An estimated 400,000 people are thought to be living in the Old City in western Mosul, with about 600,000 still in all the neighbourhoods of the Western side of the Tigris River, Geddo said on a call with reporters today.

The area lies on the frontline of a renewed offensive by Iraqi-led forces against extremists who are well dug in, Geddo said, noting that the fighting has been more intense than during the battle for the less densely populated east of the city, which ended in January.

“People are stuck between a rock and a hard place. There’s fighting shelling, bombing.”

“The worst is yet to come,” he said. “400,000 people trapped in the Old City in that situation of panic and penury may inevitably lead to the cork popping somewhere, sometime – presenting us with a fresh outflow of large-scale proportions."

Geddo was speaking by phone from the UNHCR transit and reception centre at Hammam al-Alil, about 25 kilometres south of the city. He highlighted the risks for those who remain in west Mosul, who could become casualties of the fighting and must cope with a lack of food, clean water and fuel to keep themselves warm when temperatures drop at night.

At the same time, there are grave dangers should they attempt to flee. Those leaving their homes risk being shot on site by extremists. Some have tried to leave during prayers or under cover of fog at first light. And some did not make it to safety.

“People are stuck between a rock and a hard place,” Geddo added. “There’s fighting shelling, bombing.”

UNHCR has 13 camps open or under construction with capacity to host up to 145,000 people. Hammam al-Alil currently comprises a screening and transit site and government-built camp. UNHCR has almost completed a second camp to house 30,000 people. The first section of the camp is due to open next week, with capacity for 10,000 people.

The number of people moving through Hammam al-Alil has surged in recent days, with around 8,000–12,000 arrivals daily. Work will soon begin in another UNHCR camp, As Salamiyah 2, south-east of Mosul, with projected capacity for up to 60,000 people.

"Liberating Mosul is necessary but not sufficient. We equally have to get it right with the protection of civilians and in the humanitarian response.”

In all, 340,000 people have been displaced by the fighting in Mosul, which started in October. Of that number, about 72,000 have returned home, primarily to eastern parts of Iraq’s second city and villages nearby. But the process of returns to the east was not always smooth, with some returnees heading back into camps amid fears about security and the lack of amenities.

Geddo highlighted the recent trend of people leaving western Mosul, seeking sanctuary outside of camps, either with relatives and friends, or by squatting in unfinished buildings in areas of southern and eastern Ninewa.

UNHCR, and its partners have been assisting those outside of camps with mobile protection and distribution teams.
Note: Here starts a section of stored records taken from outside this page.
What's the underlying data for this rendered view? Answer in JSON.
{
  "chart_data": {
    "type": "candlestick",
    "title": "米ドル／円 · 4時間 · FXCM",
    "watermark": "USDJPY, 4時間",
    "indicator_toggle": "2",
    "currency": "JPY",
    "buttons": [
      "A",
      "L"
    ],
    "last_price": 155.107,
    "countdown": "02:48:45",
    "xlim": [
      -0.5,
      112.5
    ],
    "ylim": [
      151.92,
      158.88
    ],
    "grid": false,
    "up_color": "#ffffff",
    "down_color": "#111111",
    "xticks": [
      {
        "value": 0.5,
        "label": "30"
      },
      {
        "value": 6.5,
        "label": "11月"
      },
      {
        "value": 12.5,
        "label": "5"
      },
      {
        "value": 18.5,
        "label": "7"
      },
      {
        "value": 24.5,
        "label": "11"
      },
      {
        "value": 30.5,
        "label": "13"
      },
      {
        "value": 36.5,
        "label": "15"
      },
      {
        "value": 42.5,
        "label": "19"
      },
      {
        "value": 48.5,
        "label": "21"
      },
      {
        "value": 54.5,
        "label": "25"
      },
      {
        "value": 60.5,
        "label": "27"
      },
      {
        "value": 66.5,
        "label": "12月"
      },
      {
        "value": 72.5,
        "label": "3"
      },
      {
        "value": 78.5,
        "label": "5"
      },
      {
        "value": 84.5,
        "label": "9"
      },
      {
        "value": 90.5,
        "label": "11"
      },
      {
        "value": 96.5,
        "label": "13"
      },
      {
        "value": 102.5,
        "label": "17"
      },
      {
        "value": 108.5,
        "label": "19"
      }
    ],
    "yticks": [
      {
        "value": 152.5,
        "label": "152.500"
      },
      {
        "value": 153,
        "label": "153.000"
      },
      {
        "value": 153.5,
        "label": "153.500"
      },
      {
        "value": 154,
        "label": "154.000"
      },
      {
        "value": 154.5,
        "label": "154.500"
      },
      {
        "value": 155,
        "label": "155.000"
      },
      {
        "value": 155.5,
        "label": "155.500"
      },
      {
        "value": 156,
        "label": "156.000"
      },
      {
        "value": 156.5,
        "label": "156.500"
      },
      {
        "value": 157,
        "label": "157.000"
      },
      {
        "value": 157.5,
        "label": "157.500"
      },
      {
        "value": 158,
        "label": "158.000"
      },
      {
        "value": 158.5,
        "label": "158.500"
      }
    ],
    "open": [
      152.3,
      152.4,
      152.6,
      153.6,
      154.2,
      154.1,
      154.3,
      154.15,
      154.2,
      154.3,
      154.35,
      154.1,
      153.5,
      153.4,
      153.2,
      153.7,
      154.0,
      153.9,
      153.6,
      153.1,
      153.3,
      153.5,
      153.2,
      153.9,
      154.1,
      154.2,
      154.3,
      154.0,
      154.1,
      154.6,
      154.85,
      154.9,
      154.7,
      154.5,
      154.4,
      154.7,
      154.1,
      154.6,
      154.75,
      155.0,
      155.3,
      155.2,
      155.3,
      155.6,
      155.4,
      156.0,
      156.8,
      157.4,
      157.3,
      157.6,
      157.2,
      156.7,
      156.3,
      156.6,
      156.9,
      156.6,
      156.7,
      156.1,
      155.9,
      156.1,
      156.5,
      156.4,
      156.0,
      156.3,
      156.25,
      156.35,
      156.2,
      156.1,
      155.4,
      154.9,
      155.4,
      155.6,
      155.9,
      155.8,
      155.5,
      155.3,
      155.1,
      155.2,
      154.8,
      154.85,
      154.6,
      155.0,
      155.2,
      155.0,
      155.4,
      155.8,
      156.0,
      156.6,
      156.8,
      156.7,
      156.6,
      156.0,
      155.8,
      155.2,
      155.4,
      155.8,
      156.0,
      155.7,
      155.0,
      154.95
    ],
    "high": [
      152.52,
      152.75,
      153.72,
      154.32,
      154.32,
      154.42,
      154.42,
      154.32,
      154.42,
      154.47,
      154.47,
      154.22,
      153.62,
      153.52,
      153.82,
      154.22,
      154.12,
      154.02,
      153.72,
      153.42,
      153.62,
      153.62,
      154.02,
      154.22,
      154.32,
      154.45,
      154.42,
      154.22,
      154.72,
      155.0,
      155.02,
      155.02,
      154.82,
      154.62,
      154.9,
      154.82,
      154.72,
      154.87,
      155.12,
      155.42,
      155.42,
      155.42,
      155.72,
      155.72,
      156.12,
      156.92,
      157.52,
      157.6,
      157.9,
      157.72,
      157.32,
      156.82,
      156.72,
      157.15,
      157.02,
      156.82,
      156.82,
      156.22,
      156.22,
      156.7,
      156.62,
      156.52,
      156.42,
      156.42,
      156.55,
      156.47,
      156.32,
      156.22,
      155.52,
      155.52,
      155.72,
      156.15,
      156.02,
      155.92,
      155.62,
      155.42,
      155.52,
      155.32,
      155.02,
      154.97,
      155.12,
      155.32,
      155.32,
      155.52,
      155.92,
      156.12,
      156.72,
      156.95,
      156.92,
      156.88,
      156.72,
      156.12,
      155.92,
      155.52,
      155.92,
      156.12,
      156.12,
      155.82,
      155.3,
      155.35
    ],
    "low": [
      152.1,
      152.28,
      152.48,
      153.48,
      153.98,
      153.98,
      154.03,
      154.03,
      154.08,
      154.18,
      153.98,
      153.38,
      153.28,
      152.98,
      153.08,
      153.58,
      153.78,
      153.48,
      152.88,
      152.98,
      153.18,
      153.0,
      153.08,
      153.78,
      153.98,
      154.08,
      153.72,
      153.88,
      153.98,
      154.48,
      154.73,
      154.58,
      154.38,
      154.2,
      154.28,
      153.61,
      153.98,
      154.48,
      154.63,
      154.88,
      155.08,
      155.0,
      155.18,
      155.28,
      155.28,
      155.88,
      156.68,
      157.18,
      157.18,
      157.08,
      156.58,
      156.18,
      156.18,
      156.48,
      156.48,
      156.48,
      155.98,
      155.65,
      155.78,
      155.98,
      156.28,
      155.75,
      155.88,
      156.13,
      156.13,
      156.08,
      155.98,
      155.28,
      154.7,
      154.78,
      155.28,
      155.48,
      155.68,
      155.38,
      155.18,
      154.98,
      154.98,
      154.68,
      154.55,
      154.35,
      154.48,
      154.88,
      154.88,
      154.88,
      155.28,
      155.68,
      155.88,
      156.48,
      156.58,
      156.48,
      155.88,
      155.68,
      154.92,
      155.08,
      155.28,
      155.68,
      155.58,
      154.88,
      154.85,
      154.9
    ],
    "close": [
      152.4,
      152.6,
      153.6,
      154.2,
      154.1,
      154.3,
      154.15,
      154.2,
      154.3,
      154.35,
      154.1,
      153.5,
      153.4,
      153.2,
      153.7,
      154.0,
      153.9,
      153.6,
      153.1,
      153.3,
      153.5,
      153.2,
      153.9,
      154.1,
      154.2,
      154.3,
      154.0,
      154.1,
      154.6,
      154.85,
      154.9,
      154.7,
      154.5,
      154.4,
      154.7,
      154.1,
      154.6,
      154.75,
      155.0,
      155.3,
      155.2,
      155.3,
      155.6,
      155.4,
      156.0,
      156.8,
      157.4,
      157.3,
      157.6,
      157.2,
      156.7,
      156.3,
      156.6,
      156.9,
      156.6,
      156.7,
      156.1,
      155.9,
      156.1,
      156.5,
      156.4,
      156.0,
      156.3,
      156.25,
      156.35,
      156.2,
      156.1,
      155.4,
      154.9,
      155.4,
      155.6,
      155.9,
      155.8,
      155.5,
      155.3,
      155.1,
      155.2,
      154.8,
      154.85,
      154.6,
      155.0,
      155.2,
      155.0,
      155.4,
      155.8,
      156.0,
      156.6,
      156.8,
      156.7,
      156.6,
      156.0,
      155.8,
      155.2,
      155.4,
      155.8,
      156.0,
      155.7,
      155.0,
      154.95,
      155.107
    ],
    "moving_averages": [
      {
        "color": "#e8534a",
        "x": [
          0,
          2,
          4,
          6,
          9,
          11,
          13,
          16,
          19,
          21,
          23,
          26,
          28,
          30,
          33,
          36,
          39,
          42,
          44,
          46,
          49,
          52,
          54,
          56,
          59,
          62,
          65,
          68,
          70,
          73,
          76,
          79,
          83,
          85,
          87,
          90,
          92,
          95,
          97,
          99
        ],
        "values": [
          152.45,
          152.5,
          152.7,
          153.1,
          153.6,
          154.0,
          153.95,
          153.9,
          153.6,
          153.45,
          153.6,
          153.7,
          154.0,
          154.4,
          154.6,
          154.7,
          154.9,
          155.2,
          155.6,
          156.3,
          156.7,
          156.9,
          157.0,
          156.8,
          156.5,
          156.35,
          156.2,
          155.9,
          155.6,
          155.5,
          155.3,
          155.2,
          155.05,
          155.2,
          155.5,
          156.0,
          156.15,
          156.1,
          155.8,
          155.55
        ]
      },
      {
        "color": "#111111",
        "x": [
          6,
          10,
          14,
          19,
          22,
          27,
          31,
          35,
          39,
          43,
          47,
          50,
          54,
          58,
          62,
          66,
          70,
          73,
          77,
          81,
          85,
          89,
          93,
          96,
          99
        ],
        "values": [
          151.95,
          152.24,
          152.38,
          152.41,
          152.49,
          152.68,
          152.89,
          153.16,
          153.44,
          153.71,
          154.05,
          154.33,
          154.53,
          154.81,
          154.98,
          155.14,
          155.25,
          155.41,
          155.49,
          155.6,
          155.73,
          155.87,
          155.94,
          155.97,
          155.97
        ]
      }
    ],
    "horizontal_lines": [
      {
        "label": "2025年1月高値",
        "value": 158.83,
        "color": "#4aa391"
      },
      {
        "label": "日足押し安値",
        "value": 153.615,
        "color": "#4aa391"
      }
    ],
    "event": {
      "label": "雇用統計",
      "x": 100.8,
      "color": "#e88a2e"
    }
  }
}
The UN Refugee Agency has distributed 33,309 core relief kits, including essentials like stoves, utensils and jerry cans, reaching over 120,000 outside of camps and some 320,000 people in total.

Geddo stressed that the protection of civilians should be uppermost and that all parties must ensure civilians are not prevented from leaving areas of conflict and can access safe areas. Equally, civilians must not be forced to return to unsafe areas, he said.

"Liberating Mosul is necessary but not sufficient," Geddo said.“We equally have to get it right with the protection of civilians and in the humanitarian response.”